# Help with Calc problem, limits

This shouldn't be too hard but I'm stuck, brain is getting fried.

lim [(1+2x-x^3)-(1+2(1)-(1)^3)]/(x-1)
x->1

have gotten this far and I'm stuck:

lim (-x^3+2x-1)/(x-1)
x->1

Any help is appreciated, thx.

hk

ETA: fixed typo

Last edited:

OlderDan
Homework Helper
-x^3 + 2x - 1 = x - x^3 + x - 1 = x(1 - x^2) + x - 1

continue

working...

hk

I really really want to just cancel x-1 from top and bottom! But knowing I can't, do I need to multiply top and bottom by something to change the denominator?

hk

OlderDan
Homework Helper
h_k331 said:
I really really want to just cancel x-1 from top and bottom! But knowing I can't, do I need to multiply top and bottom by something to change the denominator?

hk
The numerator has what you need. I just gave you one step in the right direction. Look for another step.

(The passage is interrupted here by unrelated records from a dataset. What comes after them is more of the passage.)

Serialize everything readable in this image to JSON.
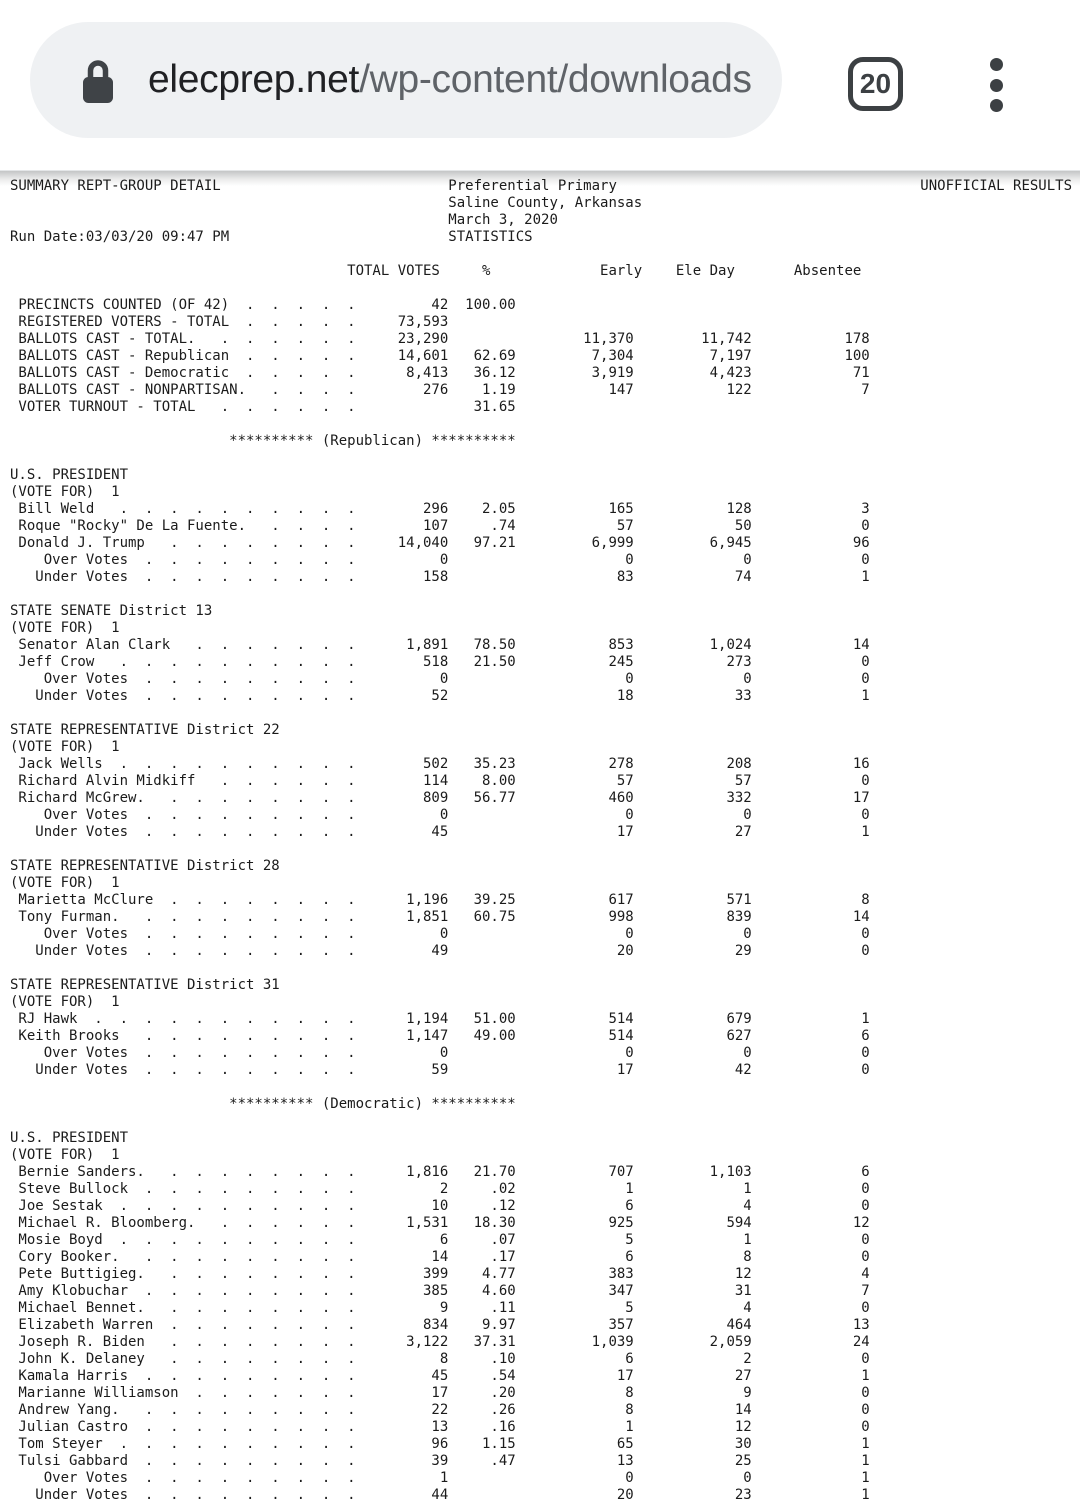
{
  "browser": {
    "url_host": "elecprep.net",
    "url_path": "/wp-content/downloads",
    "tab_count": "20",
    "icons": [
      "lock-icon",
      "tab-counter-icon",
      "kebab-menu-icon"
    ]
  },
  "report": {
    "header": {
      "left": "SUMMARY REPT-GROUP DETAIL",
      "center_lines": [
        "Preferential Primary",
        "Saline County, Arkansas",
        "March 3, 2020"
      ],
      "right": "UNOFFICIAL RESULTS",
      "run_date": "Run Date:03/03/20 09:47 PM",
      "section": "STATISTICS"
    },
    "columns": {
      "total": "TOTAL VOTES",
      "pct": "%",
      "early": "Early",
      "ele_day": "Ele Day",
      "absentee": "Absentee"
    },
    "statistics": [
      {
        "label": "PRECINCTS COUNTED (OF 42)",
        "indent": 1,
        "values": [
          "42",
          "100.00",
          "",
          "",
          ""
        ]
      },
      {
        "label": "REGISTERED VOTERS - TOTAL",
        "indent": 1,
        "values": [
          "73,593",
          "",
          "",
          "",
          ""
        ]
      },
      {
        "label": "BALLOTS CAST - TOTAL.",
        "indent": 1,
        "values": [
          "23,290",
          "",
          "11,370",
          "11,742",
          "178"
        ]
      },
      {
        "label": "BALLOTS CAST - Republican",
        "indent": 1,
        "values": [
          "14,601",
          "62.69",
          "7,304",
          "7,197",
          "100"
        ]
      },
      {
        "label": "BALLOTS CAST - Democratic",
        "indent": 1,
        "values": [
          "8,413",
          "36.12",
          "3,919",
          "4,423",
          "71"
        ]
      },
      {
        "label": "BALLOTS CAST - NONPARTISAN.",
        "indent": 1,
        "values": [
          "276",
          "1.19",
          "147",
          "122",
          "7"
        ]
      },
      {
        "label": "VOTER TURNOUT - TOTAL",
        "indent": 1,
        "values": [
          "",
          "31.65",
          "",
          "",
          ""
        ]
      }
    ],
    "party_sections": [
      {
        "banner": "********** (Republican) **********",
        "contests": [
          {
            "title": "U.S. PRESIDENT",
            "vote_for": "(VOTE FOR)  1",
            "rows": [
              {
                "label": "Bill Weld",
                "indent": 1,
                "values": [
                  "296",
                  "2.05",
                  "165",
                  "128",
                  "3"
                ]
              },
              {
                "label": "Roque \"Rocky\" De La Fuente.",
                "indent": 1,
                "values": [
                  "107",
                  ".74",
                  "57",
                  "50",
                  "0"
                ]
              },
              {
                "label": "Donald J. Trump",
                "indent": 1,
                "values": [
                  "14,040",
                  "97.21",
                  "6,999",
                  "6,945",
                  "96"
                ]
              },
              {
                "label": "Over Votes",
                "indent": 4,
                "values": [
                  "0",
                  "",
                  "0",
                  "0",
                  "0"
                ]
              },
              {
                "label": "Under Votes",
                "indent": 3,
                "values": [
                  "158",
                  "",
                  "83",
                  "74",
                  "1"
                ]
              }
            ]
          },
          {
            "title": "STATE SENATE District 13",
            "vote_for": "(VOTE FOR)  1",
            "rows": [
              {
                "label": "Senator Alan Clark",
                "indent": 1,
                "values": [
                  "1,891",
                  "78.50",
                  "853",
                  "1,024",
                  "14"
                ]
              },
              {
                "label": "Jeff Crow",
                "indent": 1,
                "values": [
                  "518",
                  "21.50",
                  "245",
                  "273",
                  "0"
                ]
              },
              {
                "label": "Over Votes",
                "indent": 4,
                "values": [
                  "0",
                  "",
                  "0",
                  "0",
                  "0"
                ]
              },
              {
                "label": "Under Votes",
                "indent": 3,
                "values": [
                  "52",
                  "",
                  "18",
                  "33",
                  "1"
                ]
              }
            ]
          },
          {
            "title": "STATE REPRESENTATIVE District 22",
            "vote_for": "(VOTE FOR)  1",
            "rows": [
              {
                "label": "Jack Wells",
                "indent": 1,
                "values": [
                  "502",
                  "35.23",
                  "278",
                  "208",
                  "16"
                ]
              },
              {
                "label": "Richard Alvin Midkiff",
                "indent": 1,
                "values": [
                  "114",
                  "8.00",
                  "57",
                  "57",
                  "0"
                ]
              },
              {
                "label": "Richard McGrew.",
                "indent": 1,
                "values": [
                  "809",
                  "56.77",
                  "460",
                  "332",
                  "17"
                ]
              },
              {
                "label": "Over Votes",
                "indent": 4,
                "values": [
                  "0",
                  "",
                  "0",
                  "0",
                  "0"
                ]
              },
              {
                "label": "Under Votes",
                "indent": 3,
                "values": [
                  "45",
                  "",
                  "17",
                  "27",
                  "1"
                ]
              }
            ]
          },
          {
            "title": "STATE REPRESENTATIVE District 28",
            "vote_for": "(VOTE FOR)  1",
            "rows": [
              {
                "label": "Marietta McClure",
                "indent": 1,
                "values": [
                  "1,196",
                  "39.25",
                  "617",
                  "571",
                  "8"
                ]
              },
              {
                "label": "Tony Furman.",
                "indent": 1,
                "values": [
                  "1,851",
                  "60.75",
                  "998",
                  "839",
                  "14"
                ]
              },
              {
                "label": "Over Votes",
                "indent": 4,
                "values": [
                  "0",
                  "",
                  "0",
                  "0",
                  "0"
                ]
              },
              {
                "label": "Under Votes",
                "indent": 3,
                "values": [
                  "49",
                  "",
                  "20",
                  "29",
                  "0"
                ]
              }
            ]
          },
          {
            "title": "STATE REPRESENTATIVE District 31",
            "vote_for": "(VOTE FOR)  1",
            "rows": [
              {
                "label": "RJ Hawk",
                "indent": 1,
                "values": [
                  "1,194",
                  "51.00",
                  "514",
                  "679",
                  "1"
                ]
              },
              {
                "label": "Keith Brooks",
                "indent": 1,
                "values": [
                  "1,147",
                  "49.00",
                  "514",
                  "627",
                  "6"
                ]
              },
              {
                "label": "Over Votes",
                "indent": 4,
                "values": [
                  "0",
                  "",
                  "0",
                  "0",
                  "0"
                ]
              },
              {
                "label": "Under Votes",
                "indent": 3,
                "values": [
                  "59",
                  "",
                  "17",
                  "42",
                  "0"
                ]
              }
            ]
          }
        ]
      },
      {
        "banner": "********** (Democratic) **********",
        "contests": [
          {
            "title": "U.S. PRESIDENT",
            "vote_for": "(VOTE FOR)  1",
            "rows": [
              {
                "label": "Bernie Sanders.",
                "indent": 1,
                "values": [
                  "1,816",
                  "21.70",
                  "707",
                  "1,103",
                  "6"
                ]
              },
              {
                "label": "Steve Bullock",
                "indent": 1,
                "values": [
                  "2",
                  ".02",
                  "1",
                  "1",
                  "0"
                ]
              },
              {
                "label": "Joe Sestak",
                "indent": 1,
                "values": [
                  "10",
                  ".12",
                  "6",
                  "4",
                  "0"
                ]
              },
              {
                "label": "Michael R. Bloomberg.",
                "indent": 1,
                "values": [
                  "1,531",
                  "18.30",
                  "925",
                  "594",
                  "12"
                ]
              },
              {
                "label": "Mosie Boyd",
                "indent": 1,
                "values": [
                  "6",
                  ".07",
                  "5",
                  "1",
                  "0"
                ]
              },
              {
                "label": "Cory Booker.",
                "indent": 1,
                "values": [
                  "14",
                  ".17",
                  "6",
                  "8",
                  "0"
                ]
              },
              {
                "label": "Pete Buttigieg.",
                "indent": 1,
                "values": [
                  "399",
                  "4.77",
                  "383",
                  "12",
                  "4"
                ]
              },
              {
                "label": "Amy Klobuchar",
                "indent": 1,
                "values": [
                  "385",
                  "4.60",
                  "347",
                  "31",
                  "7"
                ]
              },
              {
                "label": "Michael Bennet.",
                "indent": 1,
                "values": [
                  "9",
                  ".11",
                  "5",
                  "4",
                  "0"
                ]
              },
              {
                "label": "Elizabeth Warren",
                "indent": 1,
                "values": [
                  "834",
                  "9.97",
                  "357",
                  "464",
                  "13"
                ]
              },
              {
                "label": "Joseph R. Biden",
                "indent": 1,
                "values": [
                  "3,122",
                  "37.31",
                  "1,039",
                  "2,059",
                  "24"
                ]
              },
              {
                "label": "John K. Delaney",
                "indent": 1,
                "values": [
                  "8",
                  ".10",
                  "6",
                  "2",
                  "0"
                ]
              },
              {
                "label": "Kamala Harris",
                "indent": 1,
                "values": [
                  "45",
                  ".54",
                  "17",
                  "27",
                  "1"
                ]
              },
              {
                "label": "Marianne Williamson",
                "indent": 1,
                "values": [
                  "17",
                  ".20",
                  "8",
                  "9",
                  "0"
                ]
              },
              {
                "label": "Andrew Yang.",
                "indent": 1,
                "values": [
                  "22",
                  ".26",
                  "8",
                  "14",
                  "0"
                ]
              },
              {
                "label": "Julian Castro",
                "indent": 1,
                "values": [
                  "13",
                  ".16",
                  "1",
                  "12",
                  "0"
                ]
              },
              {
                "label": "Tom Steyer",
                "indent": 1,
                "values": [
                  "96",
                  "1.15",
                  "65",
                  "30",
                  "1"
                ]
              },
              {
                "label": "Tulsi Gabbard",
                "indent": 1,
                "values": [
                  "39",
                  ".47",
                  "13",
                  "25",
                  "1"
                ]
              },
              {
                "label": "Over Votes",
                "indent": 4,
                "values": [
                  "1",
                  "",
                  "0",
                  "0",
                  "1"
                ]
              },
              {
                "label": "Under Votes",
                "indent": 3,
                "values": [
                  "44",
                  "",
                  "20",
                  "23",
                  "1"
                ]
              }
            ]
          }
        ]
      }
    ]
  }
}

Well, I gave up and solved it with the [f(a+h)-f(a)]/h formula instead of
[f(x)-f(a)]/(x-a). I was able to get the correct solution of -1 (according to the back of the book), but I'm still curious where I was going wrong with my algebra on the first try. Thanks for your help Dan, I appreciate it.

hk

dextercioby
Homework Helper
$$-x^3 + 2x - 1 = x - x^3 + x - 1 = x(1 - x^2) + x - 1=x(1+x)(1-x)-(1-x)=(1-x)[x(1+x)-1]$$

And you can see that the (1-x) has been factored.Simplify with the denominator and then take the limit.

Daniel.

dextercioby said:
$$-x^3 + 2x - 1 = x - x^3 + x - 1 = x(1 - x^2) + x - 1=x(1+x)(1-x)-(1-x)=(1-x)[x(1+x)-1]$$

And you can see that the (1-x) has been factored.Simplify with the denominator and then take the limit.

Daniel.

Doh! Difference of two squares, I tend to miss a lot of those when one of the squares is 1. Thanks Daniel.

hk

saltydog
$$\mathop\lim\limits_{x\to 1}\frac{-(x^3-2x+1)}{x-1}=\mathop\lim\limits_{x\to 1}\frac{-(x^2+x-1)(x-1)}{x-1}=\mathop\lim\limits_{x\to 1}-(x^2+x-1)=-1$$